La France est aujourd’hui l’un des rares pays de l’UE, avec Chypre, à interdire les jeux de casino en ligne. Les jeux d’argent et de hasard en ligne sont ouverts à la concurrence depuis la loi du 12 mai 2010, à une exception près : l’offre de jeux de casino en ligne. Une interdiction qui n’en est pas vraiment une : plus de 4 millions de joueurs jouent sur les sites illégaux en France. Une manne financière pour les sites illégaux, basés dans des paradis fiscaux en dehors de l’UE, qui prospèrent sur l’addiction (74% du chiffre d’affaires provient de joueurs en situation d’addiction) en échappant à toute taxation. Dans le PLF 2025, le gouvernement a déposé un amendement pour réguler la situation en ouvrant ces jeux en ligne à la concurrence et harmoniser la législation française sur le modèle européen.
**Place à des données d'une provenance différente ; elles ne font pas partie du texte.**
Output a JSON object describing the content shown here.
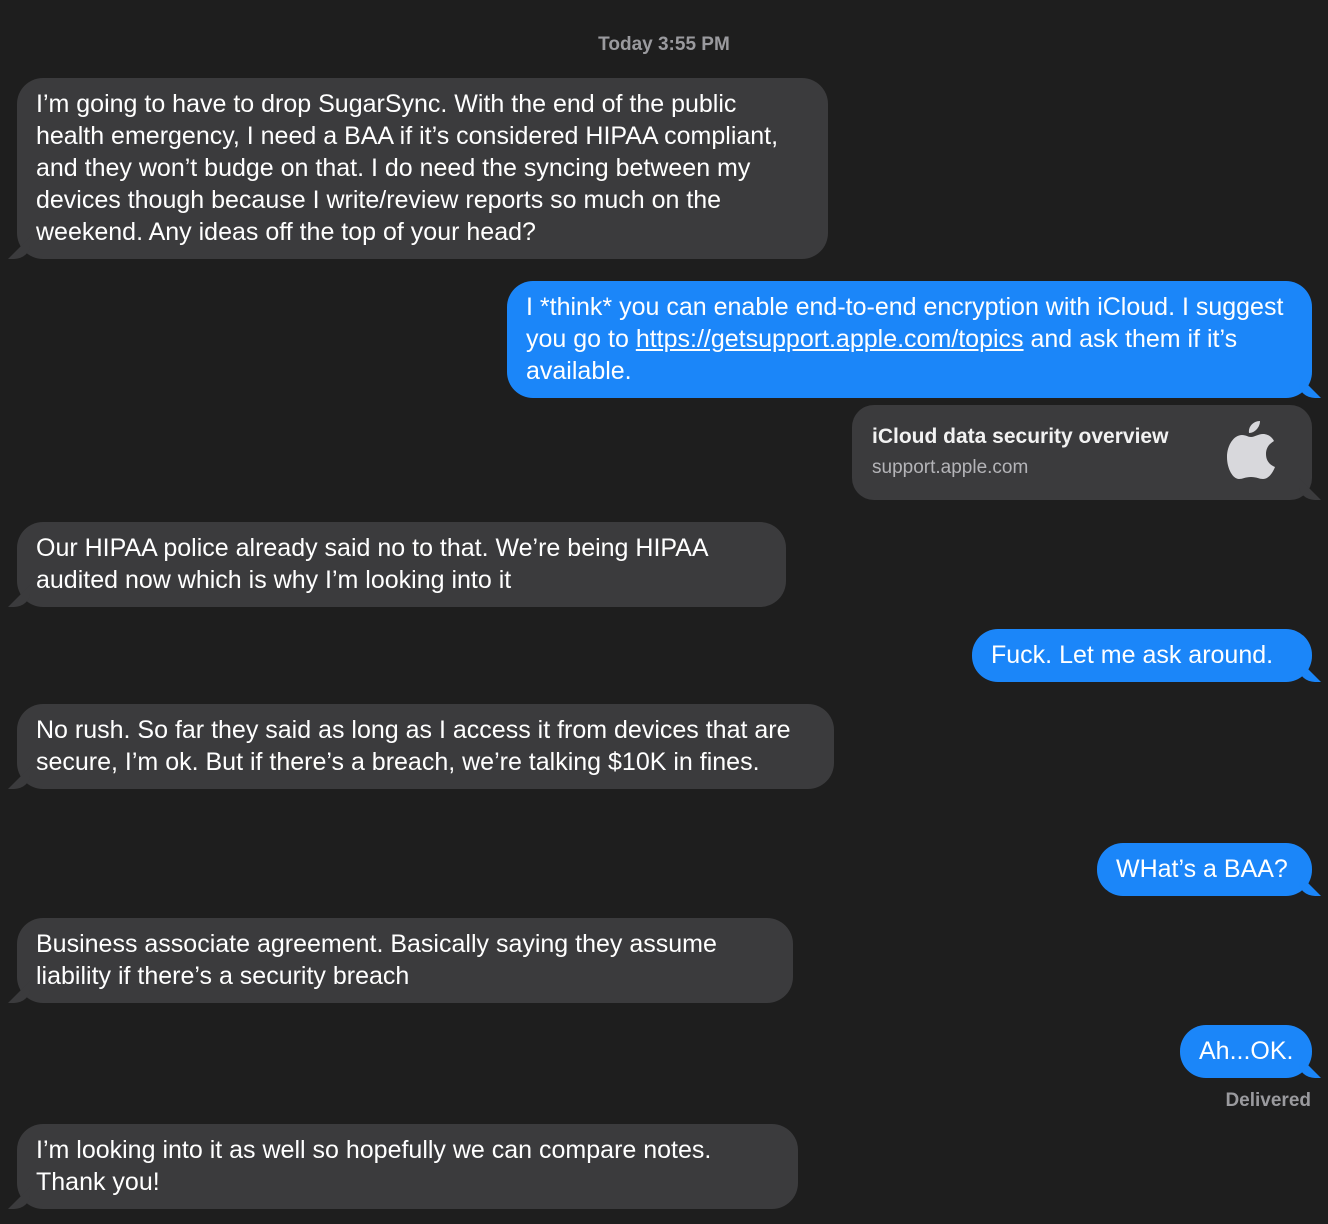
{
  "timestamp": "Today 3:55 PM",
  "messages": [
    {
      "from": "them",
      "text": "I’m going to have to drop SugarSync. With the end of the public health emergency, I need a BAA if it’s considered HIPAA compliant, and they won’t budge on that. I do need the syncing between my devices though because I write/review reports so much on the weekend. Any ideas off the top of your head?"
    },
    {
      "from": "me",
      "text_before": "I *think* you can enable end-to-end encryption with iCloud. I suggest you go to ",
      "link": "https://getsupport.apple.com/topics",
      "text_after": " and ask them if it’s available."
    },
    {
      "from": "them",
      "text": "Our HIPAA police already said no to that. We’re being HIPAA audited now which is why I’m looking into it"
    },
    {
      "from": "me",
      "text": "Fuck. Let me ask around."
    },
    {
      "from": "them",
      "text": "No rush. So far they said as long as I access it from devices that are secure, I’m ok. But if there’s a breach, we’re talking $10K in fines."
    },
    {
      "from": "me",
      "text": "WHat’s a BAA?"
    },
    {
      "from": "them",
      "text": "Business associate agreement. Basically saying they assume liability if there’s a security breach"
    },
    {
      "from": "me",
      "text": "Ah...OK."
    },
    {
      "from": "them",
      "text": "I’m looking into it as well so hopefully we can compare notes. Thank you!"
    }
  ],
  "link_preview": {
    "title": "iCloud data security overview",
    "domain": "support.apple.com",
    "icon": "apple-logo-icon"
  },
  "status": "Delivered",
  "colors": {
    "background": "#1e1e1e",
    "incoming_bubble": "#3b3b3d",
    "outgoing_bubble": "#1b86f9",
    "meta_text": "#9a9a9e"
  }
}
L’offre légale serait ainsi taxée à 55,6 % du produit brut des jeux en rapportant au passage près d’un milliard d’euros annuels pour le budget de l’Etat. Alors pourquoi autant de débats pour bloquer l’ouverture à la concurrence des jeux de casino en ligne ? Selon une étude réalisée par l’institut CSA pour l’Association Française des Jeux en Ligne (AFJEL), un tiers des Français (28 %) a déjà joué à des jeux de casino en ligne.
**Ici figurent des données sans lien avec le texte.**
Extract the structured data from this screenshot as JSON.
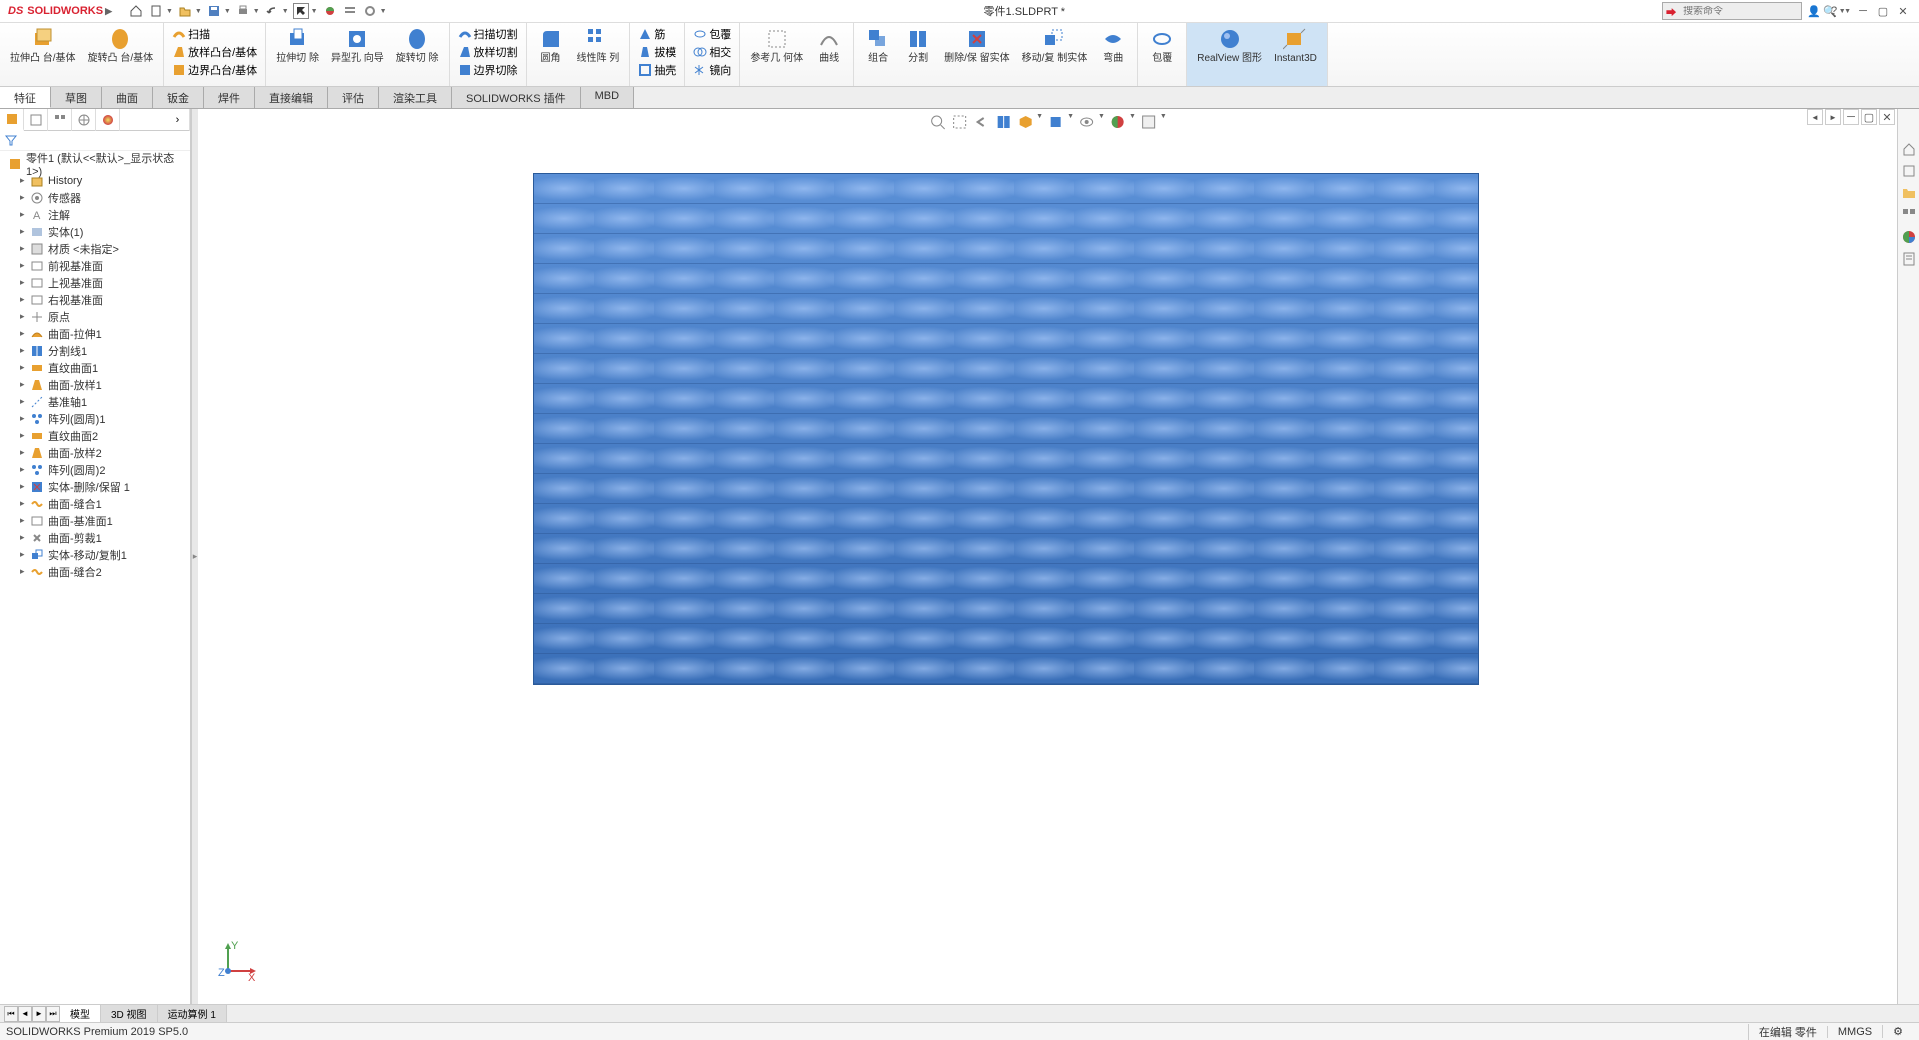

La plupart des joueurs ne savent pas que les sites sont illégaux, en partie à cause de la publicité pour ces plateformes souvent hébergées à l’étranger, mais ils sont une majorité à soutenir une légalisation (74 %) en raison notamment d’une demande de sécurisation des joueurs français.
L’AFJEL déplore que la France soit devenue « le premier marché illégal de jeux de casino en ligne d’Europe en raison d’un statuquo qui ne profite qu’à la criminalité organisée qui se cache derrière ces sites illégaux ». Comme dans tout autre domaine, le statu quo réglementaire sur fond de réflexes anti-concurrentiels renforce inexorablement les marchés parallèles au détriment des consommateurs. Les casinos tradtionnels, qui bénéficient d’un monopole légal, sont vent debout contre une ouverture à régulation et à concurrence des jeux de casino en ligne arguant de « conséquences catastrophiques sur leur business » avec près de 15 000 emplois supprimés. Alors que ce marché existe déjà dans l’illégalité la plus totale, les casinos traditionnels préfèreraient-ils la concurrence débridée des sites illégaux à celle d’un marché régulé, sûr et protecteur des joueurs ? Alors que l’amendement du gouvernement inclut tous les opérateurs, y compris les casinos traditionnels, ces derniers oscillent entre l’opposition à une légalisation de ces jeux qu’ils qualifient de très addictifs (tout en étant les seuls à les proposer dans l’environnement physique) et un plaidoyer en faveur d’un monopole qui leur serait exclusivement réservé.
L’enjeu ici n’est pas de protéger un monopole territorial dans une économie digitale, mais de réguler un secteur concurrentiel en mettant fin à une hypocrisie persistante dont les seuls gagnants ont été jusqu’alors les sites illégaux qui remportent la mise (2 milliards d’euros par an), au dépens des joueurs et de nos finances publiques.